Institute for Artificial Intelligence, The University of Georgia, Athens, GA 30602, USA.
Animals (Basel). 2023 Feb 17;13(4):717. doi: 10.3390/ani13040717.
Gait scoring is a useful measure for evaluating broiler production efficiency, welfare status, bone quality, and physiology. The research objective was to track and characterize spatiotemporal and three-dimensional locomotive behaviors of individual broilers with known gait scores by jointly using deep-learning algorithms, depth sensing, and image processing. Ross 708 broilers were placed on a platform specifically designed for gait scoring and manually categorized into one of three numerical scores. Normal and depth cameras were installed on the ceiling to capture top-view videos and images. Four birds from each of the three gait-score categories were randomly selected out of 70 total birds scored for video analysis. Bird moving trajectories and 16 locomotive-behavior metrics were extracted and analyzed via the developed deep-learning models. The trained model gained 100% accuracy and 3.62 ± 2.71 mm root-mean-square error for tracking and estimating a key point on the broiler back, indicating precise recognition performance. Broilers with lower gait scores (less difficulty walking) exhibited more obvious lateral body oscillation patterns, moved significantly or numerically faster, and covered more distance in each movement event than those with higher gait scores. In conclusion, the proposed method had acceptable performance for tracking broilers and was found to be a useful tool for characterizing individual broiler gait scores by differentiating between selected spatiotemporal and three-dimensional locomotive behaviors.
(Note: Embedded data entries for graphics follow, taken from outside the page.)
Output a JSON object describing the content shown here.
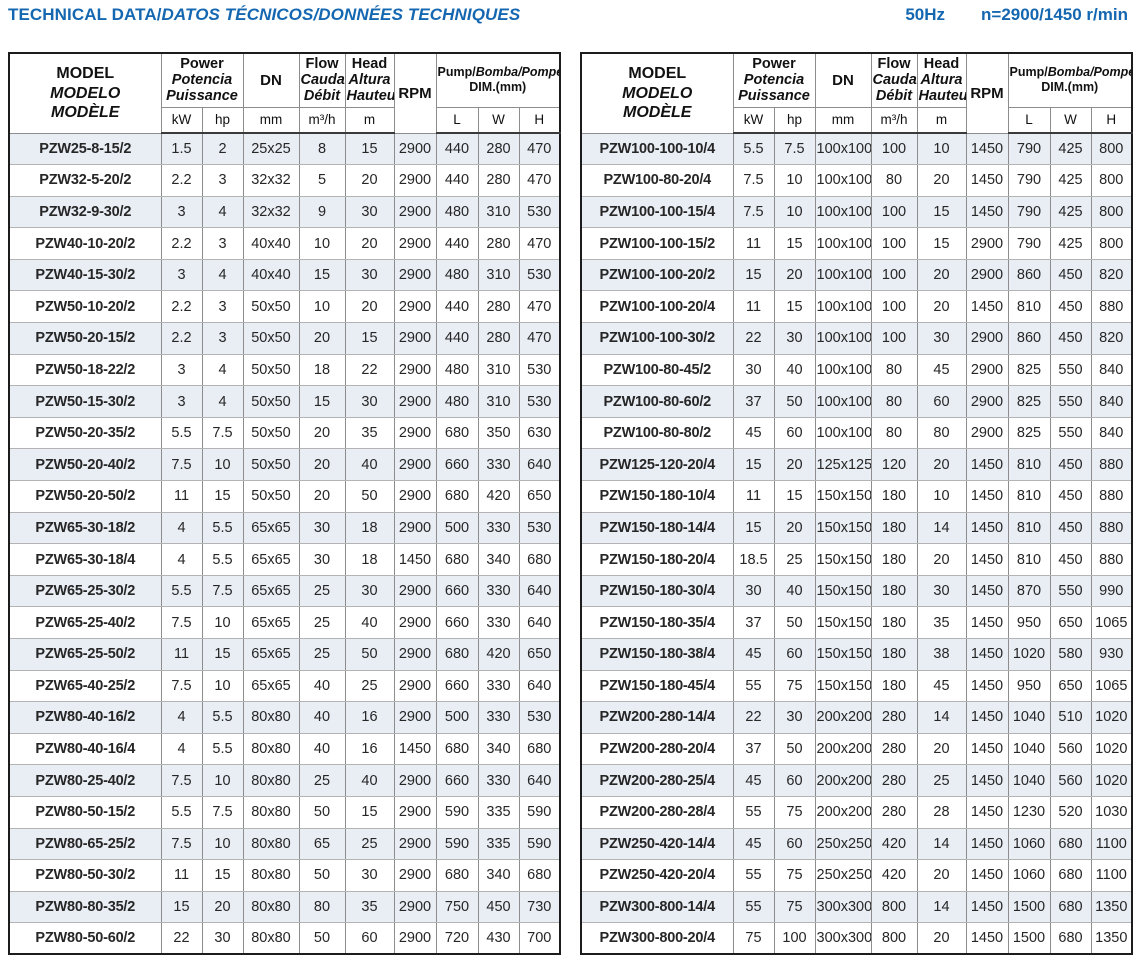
{
  "page": {
    "title_regular": "TECHNICAL DATA/",
    "title_italic": "DATOS TÉCNICOS/DONNÉES TECHNIQUES",
    "frequency": "50Hz",
    "speed": "n=2900/1450 r/min",
    "accent_color": "#1467b0",
    "shaded_row_color": "#e9edf4"
  },
  "columns": [
    "model",
    "power_kw",
    "power_hp",
    "dn_mm",
    "flow_m3h",
    "head_m",
    "rpm",
    "dim_l",
    "dim_w",
    "dim_h"
  ],
  "columns_header": {
    "model_lines": [
      "MODEL",
      "MODELO",
      "MODÈLE"
    ],
    "power_lines": [
      "Power",
      "Potencia",
      "Puissance"
    ],
    "dn_label": "DN",
    "flow_lines": [
      "Flow",
      "Caudal",
      "Débit"
    ],
    "head_lines": [
      "Head",
      "Altura",
      "Hauteur"
    ],
    "rpm_label": "RPM",
    "pump_dim_regular": "Pump/",
    "pump_dim_italic": "Bomba/Pompe",
    "pump_dim_line2": "DIM.(mm)",
    "unit_kw": "kW",
    "unit_hp": "hp",
    "unit_mm": "mm",
    "unit_flow": "m³/h",
    "unit_m": "m",
    "unit_l": "L",
    "unit_w": "W",
    "unit_h": "H"
  },
  "left_table": {
    "rows": [
      [
        "PZW25-8-15/2",
        "1.5",
        "2",
        "25x25",
        "8",
        "15",
        "2900",
        "440",
        "280",
        "470"
      ],
      [
        "PZW32-5-20/2",
        "2.2",
        "3",
        "32x32",
        "5",
        "20",
        "2900",
        "440",
        "280",
        "470"
      ],
      [
        "PZW32-9-30/2",
        "3",
        "4",
        "32x32",
        "9",
        "30",
        "2900",
        "480",
        "310",
        "530"
      ],
      [
        "PZW40-10-20/2",
        "2.2",
        "3",
        "40x40",
        "10",
        "20",
        "2900",
        "440",
        "280",
        "470"
      ],
      [
        "PZW40-15-30/2",
        "3",
        "4",
        "40x40",
        "15",
        "30",
        "2900",
        "480",
        "310",
        "530"
      ],
      [
        "PZW50-10-20/2",
        "2.2",
        "3",
        "50x50",
        "10",
        "20",
        "2900",
        "440",
        "280",
        "470"
      ],
      [
        "PZW50-20-15/2",
        "2.2",
        "3",
        "50x50",
        "20",
        "15",
        "2900",
        "440",
        "280",
        "470"
      ],
      [
        "PZW50-18-22/2",
        "3",
        "4",
        "50x50",
        "18",
        "22",
        "2900",
        "480",
        "310",
        "530"
      ],
      [
        "PZW50-15-30/2",
        "3",
        "4",
        "50x50",
        "15",
        "30",
        "2900",
        "480",
        "310",
        "530"
      ],
      [
        "PZW50-20-35/2",
        "5.5",
        "7.5",
        "50x50",
        "20",
        "35",
        "2900",
        "680",
        "350",
        "630"
      ],
      [
        "PZW50-20-40/2",
        "7.5",
        "10",
        "50x50",
        "20",
        "40",
        "2900",
        "660",
        "330",
        "640"
      ],
      [
        "PZW50-20-50/2",
        "11",
        "15",
        "50x50",
        "20",
        "50",
        "2900",
        "680",
        "420",
        "650"
      ],
      [
        "PZW65-30-18/2",
        "4",
        "5.5",
        "65x65",
        "30",
        "18",
        "2900",
        "500",
        "330",
        "530"
      ],
      [
        "PZW65-30-18/4",
        "4",
        "5.5",
        "65x65",
        "30",
        "18",
        "1450",
        "680",
        "340",
        "680"
      ],
      [
        "PZW65-25-30/2",
        "5.5",
        "7.5",
        "65x65",
        "25",
        "30",
        "2900",
        "660",
        "330",
        "640"
      ],
      [
        "PZW65-25-40/2",
        "7.5",
        "10",
        "65x65",
        "25",
        "40",
        "2900",
        "660",
        "330",
        "640"
      ],
      [
        "PZW65-25-50/2",
        "11",
        "15",
        "65x65",
        "25",
        "50",
        "2900",
        "680",
        "420",
        "650"
      ],
      [
        "PZW65-40-25/2",
        "7.5",
        "10",
        "65x65",
        "40",
        "25",
        "2900",
        "660",
        "330",
        "640"
      ],
      [
        "PZW80-40-16/2",
        "4",
        "5.5",
        "80x80",
        "40",
        "16",
        "2900",
        "500",
        "330",
        "530"
      ],
      [
        "PZW80-40-16/4",
        "4",
        "5.5",
        "80x80",
        "40",
        "16",
        "1450",
        "680",
        "340",
        "680"
      ],
      [
        "PZW80-25-40/2",
        "7.5",
        "10",
        "80x80",
        "25",
        "40",
        "2900",
        "660",
        "330",
        "640"
      ],
      [
        "PZW80-50-15/2",
        "5.5",
        "7.5",
        "80x80",
        "50",
        "15",
        "2900",
        "590",
        "335",
        "590"
      ],
      [
        "PZW80-65-25/2",
        "7.5",
        "10",
        "80x80",
        "65",
        "25",
        "2900",
        "590",
        "335",
        "590"
      ],
      [
        "PZW80-50-30/2",
        "11",
        "15",
        "80x80",
        "50",
        "30",
        "2900",
        "680",
        "340",
        "680"
      ],
      [
        "PZW80-80-35/2",
        "15",
        "20",
        "80x80",
        "80",
        "35",
        "2900",
        "750",
        "450",
        "730"
      ],
      [
        "PZW80-50-60/2",
        "22",
        "30",
        "80x80",
        "50",
        "60",
        "2900",
        "720",
        "430",
        "700"
      ]
    ]
  },
  "right_table": {
    "rows": [
      [
        "PZW100-100-10/4",
        "5.5",
        "7.5",
        "100x100",
        "100",
        "10",
        "1450",
        "790",
        "425",
        "800"
      ],
      [
        "PZW100-80-20/4",
        "7.5",
        "10",
        "100x100",
        "80",
        "20",
        "1450",
        "790",
        "425",
        "800"
      ],
      [
        "PZW100-100-15/4",
        "7.5",
        "10",
        "100x100",
        "100",
        "15",
        "1450",
        "790",
        "425",
        "800"
      ],
      [
        "PZW100-100-15/2",
        "11",
        "15",
        "100x100",
        "100",
        "15",
        "2900",
        "790",
        "425",
        "800"
      ],
      [
        "PZW100-100-20/2",
        "15",
        "20",
        "100x100",
        "100",
        "20",
        "2900",
        "860",
        "450",
        "820"
      ],
      [
        "PZW100-100-20/4",
        "11",
        "15",
        "100x100",
        "100",
        "20",
        "1450",
        "810",
        "450",
        "880"
      ],
      [
        "PZW100-100-30/2",
        "22",
        "30",
        "100x100",
        "100",
        "30",
        "2900",
        "860",
        "450",
        "820"
      ],
      [
        "PZW100-80-45/2",
        "30",
        "40",
        "100x100",
        "80",
        "45",
        "2900",
        "825",
        "550",
        "840"
      ],
      [
        "PZW100-80-60/2",
        "37",
        "50",
        "100x100",
        "80",
        "60",
        "2900",
        "825",
        "550",
        "840"
      ],
      [
        "PZW100-80-80/2",
        "45",
        "60",
        "100x100",
        "80",
        "80",
        "2900",
        "825",
        "550",
        "840"
      ],
      [
        "PZW125-120-20/4",
        "15",
        "20",
        "125x125",
        "120",
        "20",
        "1450",
        "810",
        "450",
        "880"
      ],
      [
        "PZW150-180-10/4",
        "11",
        "15",
        "150x150",
        "180",
        "10",
        "1450",
        "810",
        "450",
        "880"
      ],
      [
        "PZW150-180-14/4",
        "15",
        "20",
        "150x150",
        "180",
        "14",
        "1450",
        "810",
        "450",
        "880"
      ],
      [
        "PZW150-180-20/4",
        "18.5",
        "25",
        "150x150",
        "180",
        "20",
        "1450",
        "810",
        "450",
        "880"
      ],
      [
        "PZW150-180-30/4",
        "30",
        "40",
        "150x150",
        "180",
        "30",
        "1450",
        "870",
        "550",
        "990"
      ],
      [
        "PZW150-180-35/4",
        "37",
        "50",
        "150x150",
        "180",
        "35",
        "1450",
        "950",
        "650",
        "1065"
      ],
      [
        "PZW150-180-38/4",
        "45",
        "60",
        "150x150",
        "180",
        "38",
        "1450",
        "1020",
        "580",
        "930"
      ],
      [
        "PZW150-180-45/4",
        "55",
        "75",
        "150x150",
        "180",
        "45",
        "1450",
        "950",
        "650",
        "1065"
      ],
      [
        "PZW200-280-14/4",
        "22",
        "30",
        "200x200",
        "280",
        "14",
        "1450",
        "1040",
        "510",
        "1020"
      ],
      [
        "PZW200-280-20/4",
        "37",
        "50",
        "200x200",
        "280",
        "20",
        "1450",
        "1040",
        "560",
        "1020"
      ],
      [
        "PZW200-280-25/4",
        "45",
        "60",
        "200x200",
        "280",
        "25",
        "1450",
        "1040",
        "560",
        "1020"
      ],
      [
        "PZW200-280-28/4",
        "55",
        "75",
        "200x200",
        "280",
        "28",
        "1450",
        "1230",
        "520",
        "1030"
      ],
      [
        "PZW250-420-14/4",
        "45",
        "60",
        "250x250",
        "420",
        "14",
        "1450",
        "1060",
        "680",
        "1100"
      ],
      [
        "PZW250-420-20/4",
        "55",
        "75",
        "250x250",
        "420",
        "20",
        "1450",
        "1060",
        "680",
        "1100"
      ],
      [
        "PZW300-800-14/4",
        "55",
        "75",
        "300x300",
        "800",
        "14",
        "1450",
        "1500",
        "680",
        "1350"
      ],
      [
        "PZW300-800-20/4",
        "75",
        "100",
        "300x300",
        "800",
        "20",
        "1450",
        "1500",
        "680",
        "1350"
      ]
    ]
  }
}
步态评分是评估肉鸡生产效率、福利状况、骨骼质量和生理机能的一项有用指标。本研究的目的是通过联合使用深度学习算法、深度传感和图像处理技术,跟踪和描述已知步态评分的个体肉鸡的时空和三维运动行为。将罗斯708肉鸡放置在专门设计用于步态评分的平台上,并手动分为三个数字评分等级之一。在天花板上安装了普通摄像头和深度摄像头,以捕捉顶视图视频和图像。在总共70只进行评分的肉鸡中,从三个步态评分等级中各随机选取4只鸡进行视频分析。通过开发的深度学习模型提取并分析鸡的移动轨迹和16个运动行为指标。训练后的模型在跟踪和估计肉鸡背部关键点时,准确率达到100%,均方根误差为3.62±2.71毫米,表明具有精确的识别性能。步态评分较低(行走困难较小)的肉鸡比步态评分较高的肉鸡表现出更明显的身体侧向摆动模式,移动速度明显更快或在数值上更快,并且在每个运动事件中覆盖的距离更远。总之,所提出的方法在跟踪肉鸡方面具有可接受的性能,并且被发现是通过区分选定的时空和三维运动行为来表征个体肉鸡步态评分的有用工具。